Whilst the damages awarded against a company under the DPA are expected to be modest, the high volume of potential claims will be a concern. We may see companies attempting to pass the aggregated liability onto their directors as a result of the directors' failures.
Of course, whilst the directors of a company are highly unlikely to choose to sue themselves, if a data breach is so severe, the combined compensation payments could be financially devastating, and if insolvency practitioners are appointed, they will be under a duty to consider suing the former board.

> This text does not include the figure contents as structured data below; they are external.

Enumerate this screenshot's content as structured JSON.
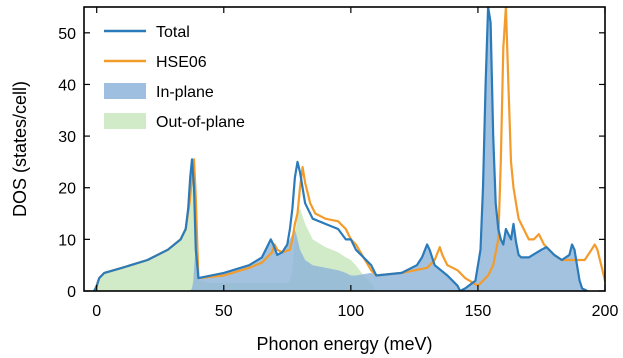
{
  "chart_data": {
    "type": "area",
    "xlabel": "Phonon energy (meV)",
    "ylabel": "DOS (states/cell)",
    "xlim": [
      -5,
      200
    ],
    "ylim": [
      0,
      55
    ],
    "xticks": [
      0,
      50,
      100,
      150,
      200
    ],
    "yticks": [
      0,
      10,
      20,
      30,
      40,
      50
    ],
    "legend_position": "top-left",
    "colors": {
      "total": "#2b7bba",
      "hse06": "#f39b2b",
      "inplane": "#8db4d9",
      "outofplane": "#cce8c2"
    },
    "series": [
      {
        "name": "Total",
        "kind": "line",
        "x": [
          -1,
          0,
          1,
          3,
          10,
          20,
          28,
          33,
          35,
          36,
          36.8,
          37.5,
          38.3,
          39,
          40,
          50,
          60,
          65,
          67,
          68.5,
          69.5,
          71,
          73,
          75,
          76,
          77,
          78,
          79,
          80,
          82,
          85,
          90,
          95,
          98,
          100,
          102,
          108,
          110,
          120,
          126,
          128,
          130,
          131,
          133,
          138,
          142,
          143,
          145,
          149,
          151,
          152,
          153,
          154,
          155,
          156,
          157,
          158,
          159,
          160,
          161,
          162,
          163,
          164,
          165,
          166,
          167,
          170,
          175,
          177,
          180,
          183,
          186,
          187,
          188,
          189,
          190,
          191,
          193
        ],
        "values": [
          0,
          1,
          2.5,
          3.5,
          4.5,
          6,
          8,
          10,
          12,
          16,
          22,
          25.5,
          20,
          8,
          2.5,
          3.5,
          5,
          6.5,
          8.5,
          10,
          9,
          7,
          7.5,
          9,
          12,
          16,
          22,
          25,
          23,
          17,
          14,
          13,
          12,
          10,
          10,
          8,
          5,
          3,
          3.5,
          5,
          6.5,
          9,
          8,
          5,
          3,
          1,
          0,
          0.5,
          2,
          8,
          20,
          40,
          55,
          52,
          30,
          17,
          12,
          10,
          9,
          12,
          11,
          10,
          13,
          9.5,
          7,
          6.5,
          6.5,
          8,
          8.5,
          7,
          6,
          7,
          9,
          8,
          5,
          2,
          0.5,
          0
        ]
      },
      {
        "name": "HSE06",
        "kind": "line",
        "x": [
          -1,
          0,
          1,
          3,
          10,
          20,
          28,
          33,
          35,
          36.5,
          37.5,
          38.3,
          39,
          40,
          50,
          60,
          65,
          69,
          70,
          71,
          73,
          76,
          77,
          78,
          79,
          80,
          81,
          82,
          84,
          86,
          90,
          95,
          98,
          100,
          102,
          108,
          110,
          120,
          130,
          133,
          135,
          136,
          138,
          142,
          145,
          150,
          154,
          156,
          158,
          159,
          160,
          161,
          162,
          163,
          164,
          165,
          166,
          168,
          170,
          172,
          174,
          176,
          180,
          183,
          186,
          189,
          192,
          194,
          196,
          197,
          198,
          199,
          200,
          201,
          202
        ],
        "values": [
          0,
          1,
          2.5,
          3.5,
          4.5,
          6,
          8,
          10,
          12,
          17,
          22,
          25.5,
          18,
          2.5,
          3,
          4.5,
          5.5,
          7.5,
          9,
          8,
          7.5,
          8,
          10,
          13,
          15,
          20,
          24,
          21,
          17,
          15,
          14,
          13.5,
          12,
          10,
          9,
          4,
          3,
          3.5,
          4.5,
          6,
          8.5,
          7,
          5,
          4,
          2.5,
          1,
          3,
          5,
          10,
          25,
          47,
          55,
          40,
          25,
          20,
          17,
          14,
          12,
          10,
          10,
          11,
          9,
          7,
          6,
          6,
          6,
          6,
          7.5,
          9,
          8,
          6,
          4,
          2,
          1,
          0
        ]
      },
      {
        "name": "In-plane",
        "kind": "area",
        "x": [
          35,
          36,
          37,
          37.5,
          38,
          38.5,
          39,
          40,
          50,
          60,
          65,
          67,
          68.5,
          69.5,
          71,
          73,
          75,
          76,
          77,
          78,
          79,
          80,
          82,
          85,
          90,
          95,
          98,
          100,
          102,
          108,
          110,
          120,
          126,
          128,
          130,
          131,
          133,
          138,
          142,
          143,
          145,
          149,
          151,
          152,
          153,
          154,
          155,
          156,
          157,
          158,
          159,
          160,
          161,
          162,
          163,
          164,
          165,
          166,
          167,
          170,
          175,
          177,
          180,
          183,
          186,
          187,
          188,
          189,
          190,
          191,
          193
        ],
        "values": [
          0,
          0,
          0.2,
          0.5,
          2,
          6,
          8,
          2.5,
          3.5,
          5,
          6.5,
          8.5,
          10,
          9,
          7,
          7.5,
          9,
          10,
          11,
          12,
          10,
          8,
          6,
          5,
          4.5,
          4,
          3.5,
          3,
          3,
          3.5,
          3,
          3.5,
          5,
          6.5,
          9,
          8,
          5,
          3,
          1,
          0,
          0.5,
          2,
          8,
          20,
          40,
          55,
          52,
          30,
          17,
          12,
          10,
          9,
          12,
          11,
          10,
          13,
          9.5,
          7,
          6.5,
          6.5,
          8,
          8.5,
          7,
          6,
          7,
          9,
          8,
          5,
          2,
          0.5,
          0
        ]
      },
      {
        "name": "Out-of-plane",
        "kind": "area",
        "x": [
          -1,
          0,
          1,
          3,
          10,
          20,
          28,
          33,
          35,
          36,
          36.8,
          37.5,
          38.3,
          39,
          40,
          45,
          50,
          60,
          70,
          75,
          76,
          77,
          78,
          79,
          80,
          82,
          85,
          90,
          95,
          98,
          100,
          102,
          105,
          108,
          110
        ],
        "values": [
          0,
          1,
          2.5,
          3.5,
          4.5,
          6,
          8,
          10,
          12,
          16,
          22,
          25,
          14,
          4,
          2,
          1.5,
          1.5,
          1.5,
          1.5,
          1.5,
          2,
          4,
          10,
          15,
          16,
          13,
          10,
          8.5,
          7.5,
          6.5,
          6,
          5,
          3,
          1.5,
          0
        ]
      }
    ]
  }
}
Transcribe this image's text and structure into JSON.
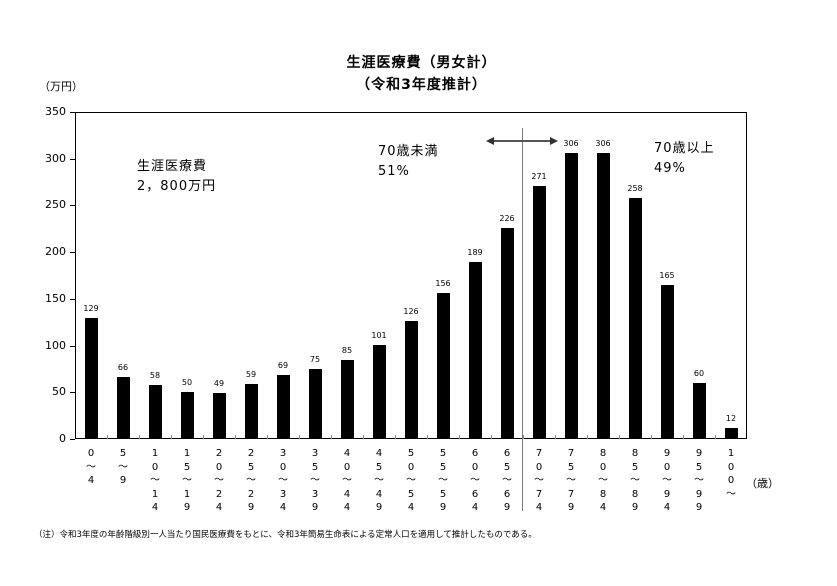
{
  "chart_data": {
    "type": "bar",
    "title": "生涯医療費（男女計）",
    "subtitle": "（令和3年度推計）",
    "ylabel": "（万円）",
    "xlabel": "（歳）",
    "ylim": [
      0,
      350
    ],
    "yticks": [
      0,
      50,
      100,
      150,
      200,
      250,
      300,
      350
    ],
    "grid": false,
    "legend": null,
    "categories": [
      "0～4",
      "5～9",
      "10～14",
      "15～19",
      "20～24",
      "25～29",
      "30～34",
      "35～39",
      "40～44",
      "45～49",
      "50～54",
      "55～59",
      "60～64",
      "65～69",
      "70～74",
      "75～79",
      "80～84",
      "85～89",
      "90～94",
      "95～99",
      "100～"
    ],
    "values": [
      129,
      66,
      58,
      50,
      49,
      59,
      69,
      75,
      85,
      101,
      126,
      156,
      189,
      226,
      271,
      306,
      306,
      258,
      165,
      60,
      12
    ],
    "category_labels_vertical": [
      "0\n～\n4",
      "5\n～\n9",
      "1\n0\n～\n1\n4",
      "1\n5\n～\n1\n9",
      "2\n0\n～\n2\n4",
      "2\n5\n～\n2\n9",
      "3\n0\n～\n3\n4",
      "3\n5\n～\n3\n9",
      "4\n0\n～\n4\n4",
      "4\n5\n～\n4\n9",
      "5\n0\n～\n5\n4",
      "5\n5\n～\n5\n9",
      "6\n0\n～\n6\n4",
      "6\n5\n～\n6\n9",
      "7\n0\n～\n7\n4",
      "7\n5\n～\n7\n9",
      "8\n0\n～\n8\n4",
      "8\n5\n～\n8\n9",
      "9\n0\n～\n9\n4",
      "9\n5\n～\n9\n9",
      "1\n0\n0\n～"
    ],
    "annotations": [
      {
        "text": "生涯医療費\n2，800万円"
      },
      {
        "text": "70歳未満\n51%"
      },
      {
        "text": "70歳以上\n49%"
      }
    ],
    "divider_between": [
      "65～69",
      "70～74"
    ],
    "colors": {
      "bar": "#000000",
      "divider": "#7a7a7a",
      "arrow": "#555555"
    }
  },
  "header": {
    "title": "生涯医療費（男女計）",
    "subtitle": "（令和3年度推計）"
  },
  "axis": {
    "y_unit": "（万円）",
    "x_unit": "（歳）"
  },
  "annotations": {
    "total": "生涯医療費\n2，800万円",
    "under70": "70歳未満\n51%",
    "over70": "70歳以上\n49%"
  },
  "footnote": "（注）令和3年度の年齢階級別一人当たり国民医療費をもとに、令和3年簡易生命表による定常人口を適用して推計したものである。"
}
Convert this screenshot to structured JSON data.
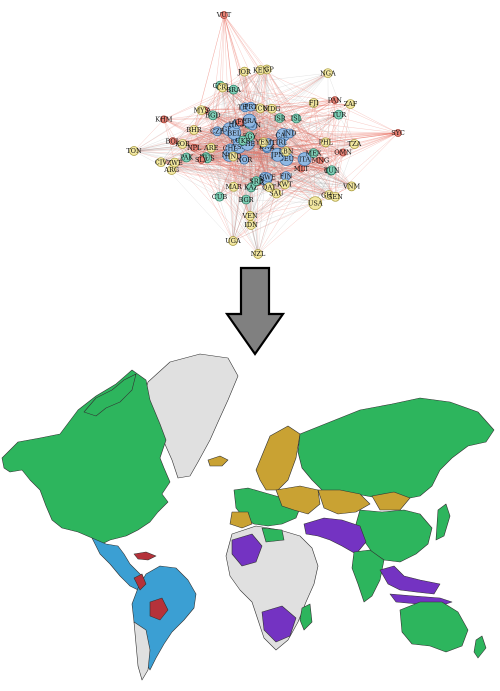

Alternatively, if the breach is widely reported in the media, the public may call to replace the board and demand that somebody is held accountable. In this scenario, a newly established board is much more likely to sue the former management.
It is also possible that the regulator may feel compelled to investigate, even where compensation is paid. The UK data regulator, the Information Commissioner's Office ("ICO"), is empowered to require companies to "undertake" to follow a prescribed course of action following a breach of the DPA. It is telling that undertakings are almost always signed by the CEO or MD of a company, indicating the level of seniority the ICO requires in order to address these issues.
Similarly, in the next 12 months, we expect the FCA and PRA to issue express guidance on the need to address data protection and cyber security issues.
As a result of the broad cover provided under a D&O policy, civil or regulatory claims filed against directors and officers for data protection, and privacy breaches will typically attract cover under Side A or Side B. In today's soft market, incorporating an express exclusion allowing insurers to avoid paying "cyber" related claims is simply not an option.
Whilst cyber policies provide cover to a company for first party losses and third party claims, they do not protect individuals. Excluding cyber claims under D&O policies could therefore leave a large gap in the market; directors would be uninsured when they need cover the most.
Instead, D&O insurers would be wise to ask questions at the placing stage to understand whether the directors and officers are actively looking at cyber risk to satisfy their management duties.